There’s a lot of things you can say about superhero movies and sucking, mainly involving bad pacing, boring characterization, bad motivations for super villains, and cliches. But Matt Zoller Seitz shoves all that aside in his denunciation of the form to make what is, to my mind, one of the most tediously wrong assumptions about what makes something artistically valuable or interesting, the assumption that something’s worth can be measured by how grim or horrific it is. The main thing that superhero movies do wrong, in his book, is they don’t make you sad enough. This is equated with bravery.
The death of Rachel Dawes in “The Dark Knight”—a visually sloppy, exposition-choked saga that at least had the courage of its source material’s grim convictions—is a rare example of a superhero film daring to make its audience hurt.
Since we didn’t actually see Dawes die in the movie, I’m going to suggest that Seitz is going to be pissed when she comes back, probably as Catwoman. But this is just a minor example of this fallacy wound throughout the piece. He makes it quite explicit here:
The superhero movie too often avoids opportunities to summon tangled feelings, lacerating trauma and complex characterizations—qualities that make genre films worth watching and remembering for reasons beyond their capacity to kill two hours and change.
And because of this, he suggest that “Superman Returns” was somehow better than the infinitely superior “Iron Man”, because it had a mean streak and a bunch of sad stuff in it, whereas “Iron Man” was all charm and entertainment. Being thoroughly entertaining is almost a drawback, really, because then a movie goes into the dreaded “time waster” category. You’re not educated by it, or enlightened to the darkness of the world. But I have to ask, why is goofy joy not considered a respectable emotion for a movie to invoke?

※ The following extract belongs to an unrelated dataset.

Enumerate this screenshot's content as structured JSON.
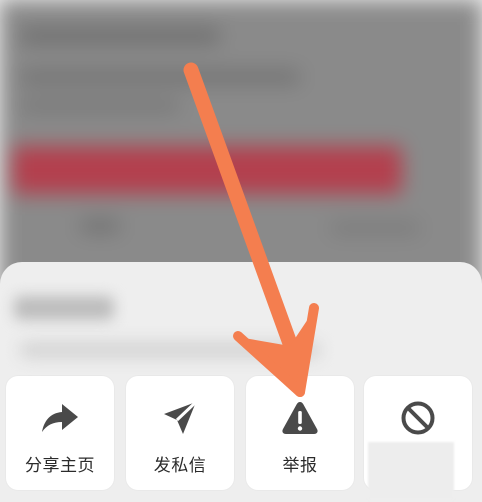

This is the same fallacy that allows half-baked dramas to vie for Best Picture Oscars while perfectly made, amazing comedies get no credit whatsoever, even though it’s probably harder to make someone laugh than cry. I’m not saying “Iron Man” was a contender for Best Picture or anything, but I think that it’s perfectly great for what it is, which is a popcorn movie. And I admired it, because I’m on the opposite page from Seitz. Nothing makes me roll my eyes harder than a movie that has nothing to say about the darkness of the human spirit choosing to shoehorn that in as a cheap grab at pseudo-edginess. “Iron Man” was a tall drink of water, because it respected that charm is a legitimate filmic achievement. The only time it really started to drag was when Tony Stark was working out his daddy issues with the villain. Other than that, it seemed a respectable wedding of screwball style to the superhero genre, a much more interesting choice than trying to raise the stakes through pathos, which are easy enough to dredge up. (Just kill someone the audience likes.)
Seriously, what accounts for this knee jerk assumption that sad is more artistic than happy, that tragedy is deeper and more interesting than comedy? My experience in the world has often been the opposite—-sometimes you can say and do more with a joke than by trotting out sadness or darkness. Nor are the two mutually exclusive. I’m a big fan of dark comedy, and I think that “Iron Man” pulled that off better than most superhero movies, which veer more from light to dark. Stark wasn’t a hero’s hero, and that was by far more interesting than whatever the hell Superman’s paternal heartbreaks are.
Anyway, the plan is to see the sequel this weekend. My hopes are low; sequels are rarely so good, with the exception of X-Men and Spiderman.